Kemah kecil dan seragam berjejer rapi di sekitar National Stadium


Bagaimana Berdemo di Negeri Kita.   Demo dimanapun biasanya yang ditentang adalah kebijakan penguasa yang dalam hal ini pemerintah. Mereka melakukan tekanan fisik dan psikologis terhadap pemerintah yang berkuasa, sehingga pemerintah akan menuruti tuntutan para pendemo.  Seperti yang terjadi di Thailand mereka memblokir jalan strategis dan juga pusat kegiatan pemerintahan agar roda pemerintahan tidak berjalan.  Dalam melakukan aksi ini mereka tidak merusak  fasilitas umum yang nota bene itu milik negara.  Tetapi bagaimana dengan demo di negeri kita? Kita sering bingung untuk mencari jawab, apa hubungan antara pintu dan pembatas jalan tol dengan tujuan demonstrasi? Apa salahnya mobil berplat merah, sehingga ia harus dirusak dan dibakar? Bukankah itu semua dibangun dan dibeli dengan uang negara yang notabene juga uang kita semua? Mengapa demo harus selalu dibarengi dengan penampilan wajah serem dan garang, perilaku yang destruktif, agitatif dan provokatif menakutkan.  

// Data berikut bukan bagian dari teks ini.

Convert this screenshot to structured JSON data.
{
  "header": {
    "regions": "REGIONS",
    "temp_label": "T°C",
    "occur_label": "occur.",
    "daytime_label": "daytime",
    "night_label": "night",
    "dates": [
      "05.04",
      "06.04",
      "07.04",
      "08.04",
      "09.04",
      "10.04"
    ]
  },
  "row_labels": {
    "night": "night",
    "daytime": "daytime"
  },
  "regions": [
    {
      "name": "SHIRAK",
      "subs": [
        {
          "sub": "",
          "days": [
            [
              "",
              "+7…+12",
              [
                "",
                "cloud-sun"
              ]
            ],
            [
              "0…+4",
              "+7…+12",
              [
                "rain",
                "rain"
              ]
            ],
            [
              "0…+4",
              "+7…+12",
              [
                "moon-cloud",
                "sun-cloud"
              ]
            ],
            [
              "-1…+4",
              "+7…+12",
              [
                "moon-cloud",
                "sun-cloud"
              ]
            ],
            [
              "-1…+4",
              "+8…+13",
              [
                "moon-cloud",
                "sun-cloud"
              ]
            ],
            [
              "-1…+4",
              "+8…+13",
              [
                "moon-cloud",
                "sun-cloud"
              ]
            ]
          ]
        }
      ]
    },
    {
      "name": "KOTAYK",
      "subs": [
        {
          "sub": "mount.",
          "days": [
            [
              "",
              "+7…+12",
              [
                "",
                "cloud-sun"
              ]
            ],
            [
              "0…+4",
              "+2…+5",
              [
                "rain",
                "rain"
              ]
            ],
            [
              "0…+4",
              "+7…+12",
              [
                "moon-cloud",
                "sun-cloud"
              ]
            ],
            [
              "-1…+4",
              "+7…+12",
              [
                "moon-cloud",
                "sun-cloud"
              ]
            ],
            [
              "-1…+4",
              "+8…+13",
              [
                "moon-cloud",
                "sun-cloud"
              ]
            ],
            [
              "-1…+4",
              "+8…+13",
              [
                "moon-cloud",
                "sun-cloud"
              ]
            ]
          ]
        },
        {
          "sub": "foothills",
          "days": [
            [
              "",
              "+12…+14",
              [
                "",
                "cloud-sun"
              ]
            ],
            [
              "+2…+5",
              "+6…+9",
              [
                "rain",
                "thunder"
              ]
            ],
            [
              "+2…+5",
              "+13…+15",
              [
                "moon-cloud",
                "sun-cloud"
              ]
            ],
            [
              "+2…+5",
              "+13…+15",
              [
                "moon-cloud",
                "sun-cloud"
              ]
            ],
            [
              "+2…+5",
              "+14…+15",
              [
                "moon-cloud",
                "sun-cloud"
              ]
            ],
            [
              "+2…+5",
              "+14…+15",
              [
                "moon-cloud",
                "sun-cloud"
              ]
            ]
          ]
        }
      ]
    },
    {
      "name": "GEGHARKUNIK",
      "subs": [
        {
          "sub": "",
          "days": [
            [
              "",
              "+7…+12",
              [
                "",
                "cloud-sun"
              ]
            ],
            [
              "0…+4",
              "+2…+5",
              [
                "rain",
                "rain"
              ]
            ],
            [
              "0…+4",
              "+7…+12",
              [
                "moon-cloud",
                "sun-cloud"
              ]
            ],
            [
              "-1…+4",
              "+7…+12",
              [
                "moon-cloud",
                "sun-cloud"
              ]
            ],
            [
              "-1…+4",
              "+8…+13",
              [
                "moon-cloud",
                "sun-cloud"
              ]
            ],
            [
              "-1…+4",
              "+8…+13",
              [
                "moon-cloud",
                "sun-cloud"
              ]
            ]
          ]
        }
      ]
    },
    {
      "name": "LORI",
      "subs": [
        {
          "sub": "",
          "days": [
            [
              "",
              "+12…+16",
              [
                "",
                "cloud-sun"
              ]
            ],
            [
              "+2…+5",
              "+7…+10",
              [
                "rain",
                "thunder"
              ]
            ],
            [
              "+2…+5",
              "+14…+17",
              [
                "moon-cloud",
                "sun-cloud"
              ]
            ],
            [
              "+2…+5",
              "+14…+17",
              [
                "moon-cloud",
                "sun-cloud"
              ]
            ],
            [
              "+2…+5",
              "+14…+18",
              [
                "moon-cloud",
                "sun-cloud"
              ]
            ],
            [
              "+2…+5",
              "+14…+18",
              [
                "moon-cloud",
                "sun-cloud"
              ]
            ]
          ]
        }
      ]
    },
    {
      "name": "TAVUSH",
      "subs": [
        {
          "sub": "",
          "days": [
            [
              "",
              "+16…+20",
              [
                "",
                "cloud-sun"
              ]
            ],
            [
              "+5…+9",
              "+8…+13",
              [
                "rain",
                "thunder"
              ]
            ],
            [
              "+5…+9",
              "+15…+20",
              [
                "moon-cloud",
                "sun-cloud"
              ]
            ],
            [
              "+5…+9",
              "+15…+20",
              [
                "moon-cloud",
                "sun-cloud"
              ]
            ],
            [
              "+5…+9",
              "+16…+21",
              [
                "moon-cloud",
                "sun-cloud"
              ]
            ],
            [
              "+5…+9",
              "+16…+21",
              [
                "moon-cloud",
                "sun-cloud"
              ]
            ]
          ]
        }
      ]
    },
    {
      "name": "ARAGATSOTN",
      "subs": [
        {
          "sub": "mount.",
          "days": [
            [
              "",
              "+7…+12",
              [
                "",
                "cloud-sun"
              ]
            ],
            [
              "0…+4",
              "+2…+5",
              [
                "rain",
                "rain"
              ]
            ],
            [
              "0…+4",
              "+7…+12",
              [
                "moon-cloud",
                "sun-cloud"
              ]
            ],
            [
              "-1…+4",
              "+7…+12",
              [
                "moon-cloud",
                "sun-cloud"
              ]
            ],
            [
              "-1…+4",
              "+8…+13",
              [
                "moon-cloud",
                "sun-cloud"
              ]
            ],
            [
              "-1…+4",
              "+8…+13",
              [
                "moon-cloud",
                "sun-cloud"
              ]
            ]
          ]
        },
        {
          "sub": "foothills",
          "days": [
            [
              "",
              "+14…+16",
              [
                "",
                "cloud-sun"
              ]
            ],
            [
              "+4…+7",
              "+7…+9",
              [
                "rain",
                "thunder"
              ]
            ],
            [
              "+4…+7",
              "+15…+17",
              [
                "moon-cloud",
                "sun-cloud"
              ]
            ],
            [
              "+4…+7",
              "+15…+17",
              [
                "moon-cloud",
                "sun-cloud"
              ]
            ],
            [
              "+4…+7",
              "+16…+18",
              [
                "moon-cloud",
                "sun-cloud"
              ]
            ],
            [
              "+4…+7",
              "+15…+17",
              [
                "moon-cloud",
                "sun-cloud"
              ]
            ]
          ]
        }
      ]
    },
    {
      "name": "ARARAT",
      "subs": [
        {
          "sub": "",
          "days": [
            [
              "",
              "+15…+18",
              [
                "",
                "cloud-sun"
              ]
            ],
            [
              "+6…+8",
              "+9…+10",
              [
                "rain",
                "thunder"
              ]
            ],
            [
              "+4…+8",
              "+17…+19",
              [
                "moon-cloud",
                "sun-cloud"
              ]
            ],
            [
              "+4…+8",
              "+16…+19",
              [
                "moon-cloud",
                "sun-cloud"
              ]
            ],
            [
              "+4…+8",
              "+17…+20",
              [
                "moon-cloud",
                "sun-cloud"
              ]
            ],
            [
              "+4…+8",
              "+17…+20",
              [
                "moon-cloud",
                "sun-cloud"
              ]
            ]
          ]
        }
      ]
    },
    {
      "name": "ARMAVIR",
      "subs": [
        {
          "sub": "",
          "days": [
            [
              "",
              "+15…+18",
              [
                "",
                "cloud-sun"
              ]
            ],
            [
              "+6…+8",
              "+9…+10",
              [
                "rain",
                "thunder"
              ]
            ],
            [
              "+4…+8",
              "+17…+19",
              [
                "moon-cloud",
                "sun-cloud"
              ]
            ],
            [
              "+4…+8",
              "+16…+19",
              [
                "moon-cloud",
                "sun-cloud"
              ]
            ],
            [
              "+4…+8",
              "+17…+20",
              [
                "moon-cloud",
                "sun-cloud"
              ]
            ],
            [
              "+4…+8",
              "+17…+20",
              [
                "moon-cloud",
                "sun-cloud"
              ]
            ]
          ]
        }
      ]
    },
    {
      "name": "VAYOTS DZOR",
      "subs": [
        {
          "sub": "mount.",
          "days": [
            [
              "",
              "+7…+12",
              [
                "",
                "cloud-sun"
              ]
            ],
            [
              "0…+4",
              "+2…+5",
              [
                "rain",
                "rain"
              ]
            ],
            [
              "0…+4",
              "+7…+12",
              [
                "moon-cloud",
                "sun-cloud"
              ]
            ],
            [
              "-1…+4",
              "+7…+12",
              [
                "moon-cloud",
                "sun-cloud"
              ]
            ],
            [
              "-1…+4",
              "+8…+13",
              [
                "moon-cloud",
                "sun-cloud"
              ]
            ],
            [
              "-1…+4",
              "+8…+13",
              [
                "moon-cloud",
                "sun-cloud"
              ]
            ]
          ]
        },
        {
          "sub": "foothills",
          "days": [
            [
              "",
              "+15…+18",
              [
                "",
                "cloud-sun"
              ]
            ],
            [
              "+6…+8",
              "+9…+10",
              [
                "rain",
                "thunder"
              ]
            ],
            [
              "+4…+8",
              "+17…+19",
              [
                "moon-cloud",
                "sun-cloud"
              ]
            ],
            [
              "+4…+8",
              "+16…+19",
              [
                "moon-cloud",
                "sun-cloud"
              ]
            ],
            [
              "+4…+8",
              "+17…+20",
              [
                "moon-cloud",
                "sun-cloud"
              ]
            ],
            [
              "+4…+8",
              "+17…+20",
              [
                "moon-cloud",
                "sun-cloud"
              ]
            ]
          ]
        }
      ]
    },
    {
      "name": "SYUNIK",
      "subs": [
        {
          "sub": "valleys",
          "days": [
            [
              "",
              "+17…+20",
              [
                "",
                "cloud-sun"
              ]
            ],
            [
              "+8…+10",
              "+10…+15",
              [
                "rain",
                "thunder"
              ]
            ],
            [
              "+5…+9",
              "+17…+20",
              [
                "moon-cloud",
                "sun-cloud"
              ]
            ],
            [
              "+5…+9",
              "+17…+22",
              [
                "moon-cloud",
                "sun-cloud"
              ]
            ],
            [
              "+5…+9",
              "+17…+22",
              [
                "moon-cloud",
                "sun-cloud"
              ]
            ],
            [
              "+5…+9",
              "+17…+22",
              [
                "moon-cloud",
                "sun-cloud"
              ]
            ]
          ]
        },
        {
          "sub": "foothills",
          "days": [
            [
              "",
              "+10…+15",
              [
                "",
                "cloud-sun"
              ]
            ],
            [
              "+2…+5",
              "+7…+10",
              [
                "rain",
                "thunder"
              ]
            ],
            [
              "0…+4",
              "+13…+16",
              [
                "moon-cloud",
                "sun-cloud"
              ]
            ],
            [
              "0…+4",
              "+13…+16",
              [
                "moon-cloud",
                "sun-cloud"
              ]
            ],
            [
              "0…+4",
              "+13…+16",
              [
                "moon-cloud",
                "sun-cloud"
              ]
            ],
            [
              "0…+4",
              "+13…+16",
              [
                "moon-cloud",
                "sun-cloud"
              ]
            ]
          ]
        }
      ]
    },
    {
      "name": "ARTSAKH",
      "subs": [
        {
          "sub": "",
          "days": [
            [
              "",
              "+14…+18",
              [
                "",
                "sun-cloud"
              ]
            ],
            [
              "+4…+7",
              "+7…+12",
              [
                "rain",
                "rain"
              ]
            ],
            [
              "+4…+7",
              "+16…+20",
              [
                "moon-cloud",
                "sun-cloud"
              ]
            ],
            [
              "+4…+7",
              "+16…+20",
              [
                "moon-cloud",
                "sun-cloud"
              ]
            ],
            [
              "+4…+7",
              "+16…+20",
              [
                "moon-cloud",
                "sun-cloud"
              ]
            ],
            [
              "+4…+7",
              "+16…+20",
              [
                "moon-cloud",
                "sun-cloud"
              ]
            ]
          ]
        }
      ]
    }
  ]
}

Para demonstran membangun kemah besar dan kemah-kemah kecil,
 namun kebersihan tetap  terjaga
       Hampir dipastikan pada saat terjadi demo, maka pusat-pusat layanan publik apakah itu toko, tempat hiburan, rumah makan dan sejenisnya memilih untuk menutup usahanya dari pada resiko terkena dampak dari para pendemo yang biasanya vandalish.  Ini memang perilaku massa yang gampang diprovokasi menjadi suatu kemarahan massa. Tetapi kelihatannya massa demonstran di negeri kita gampang sekali tersulut oleh hasutan para provokator, atau bisa jadi para demonstran yang militan tersebut sebelumnya sudah menyimpan potensi marah.  Dengan demikian demonstrasi yang semula berlangsung secara damai, mudah berubah menjadi demonstrasi yang anarkis. Meskipun demonstrasi selalu mengatasnamakan  aspirasi rakyat, namun cara demonstrasi yang demikian sering malahan tidak memperoleh simpati dari rakyat yang diwakilinya.......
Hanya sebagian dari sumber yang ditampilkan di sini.